En dehors du raccordement des blocs sanitaires au réseau d’eau du village, l’association réalise actuellement une inspection complète du réseau d’adduction d’eau. Il s’agit, en accord avec l’ordre des Capucins, de lister les réparations urgentes à effectuer (tuyaux, vannes, robinets...) afin d’optimiser l’installation actuelle et d’établir un budget annuel pour l’entretien. Une deuxième phase devrait permettre l’étude d’un élargissement du réseau en fonction de l’augmentation exponentielle des besoins en eau du village.

 

Traitement des déchets

Le problème des déchets est double : Le ramassage et le traitement. La création d’une micro-entreprise pour le ramassage est à l’étude. Le ramassage serait effectué avec une ou deux charrettes à zébu et emploierait quatre à cinq personnes. Le ramassage serait financé par les habitants et les opérateurs touristiques en mettant en place un système d’abonnement mensuel, en fonction des ressources de chacun. Basé sur le principe du tri sélectif, le traitement des déchets fait actuellement l’objet d’une étude par l’association.

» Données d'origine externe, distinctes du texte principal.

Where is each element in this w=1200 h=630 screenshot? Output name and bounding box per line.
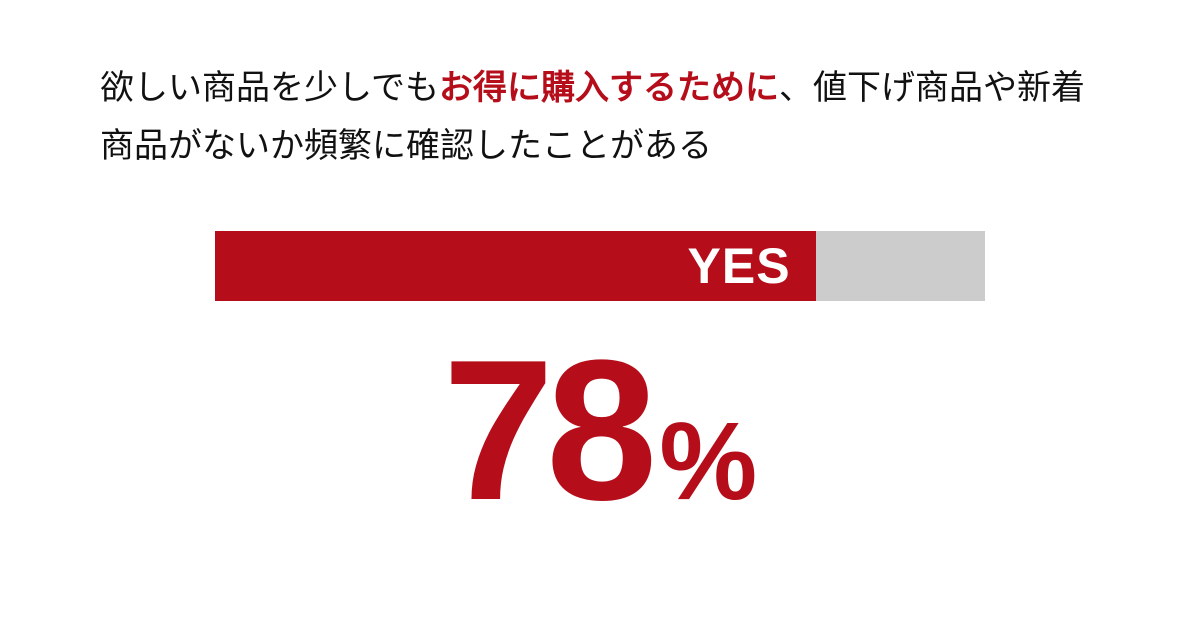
question-highlight: お得に購入するために <box>439 69 779 107</box>
progress-bar: YES <box>215 231 985 301</box>
question-before: 欲しい商品を少しでも <box>100 69 439 107</box>
percentage-number: 78 <box>443 331 649 531</box>
question-text: 欲しい商品を少しでもお得に購入するために、値下げ商品や新着商品がないか頻繁に確認… <box>100 60 1100 176</box>
bar-label: YES <box>688 237 791 295</box>
percentage-symbol: % <box>659 398 757 525</box>
bar-fill: YES <box>215 231 816 301</box>
percentage-display: 78 % <box>100 331 1100 531</box>
bar-empty <box>816 231 985 301</box>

Un terrain serait mis à disposition par l’ordre des Capucins afin d’y installer un incinérateur et des bacs à compost. Les plastiques seraient envoyés une fois par semaine vers Nosy Be, l’île voisine, qui a déjà mis en place l’évacuation de ces plastiques pour un recyclage effectué à l’extérieur.
Les huiles usagées seront également rapatriées sur Nosy Be vers la station essence TOTAL qui les récupérera afin de les recycler. Plusieurs boîtes pour la récupération des piles seront installées dans le village. Les touristes seront ensuite mis à contribution pour ramener vers l’Europe (où des points de dépôts existent à des fins de recyclage) un à deux kilos de piles lors de leur voyage de retour, comme cela se pratique aux Iles Maldives depuis plus de vingt ans.

 

Electrification

Diverses pistes d’électrification du village sont à l’étude. L’eau descendant des montagnes étant abondante sur Nosy Komba et la force suffisante le choix d’une turbine hydro-électrique pourrait être une solution. L’énergie photovoltaique reste une piste possible. Le raccordement à la centrale électrique de Nosy Be par un câble sous-marin envisagé à une certaine époque paraît quant à lui oublié en regard des coûts prohibitifs occasionnés. L’objectif serait, dans tous les cas, de doter le village entier d’une énergie propre, évitant ainsi les nuisances sonores (groupes électrogènes) et la pollution du site (gaz d’échappement).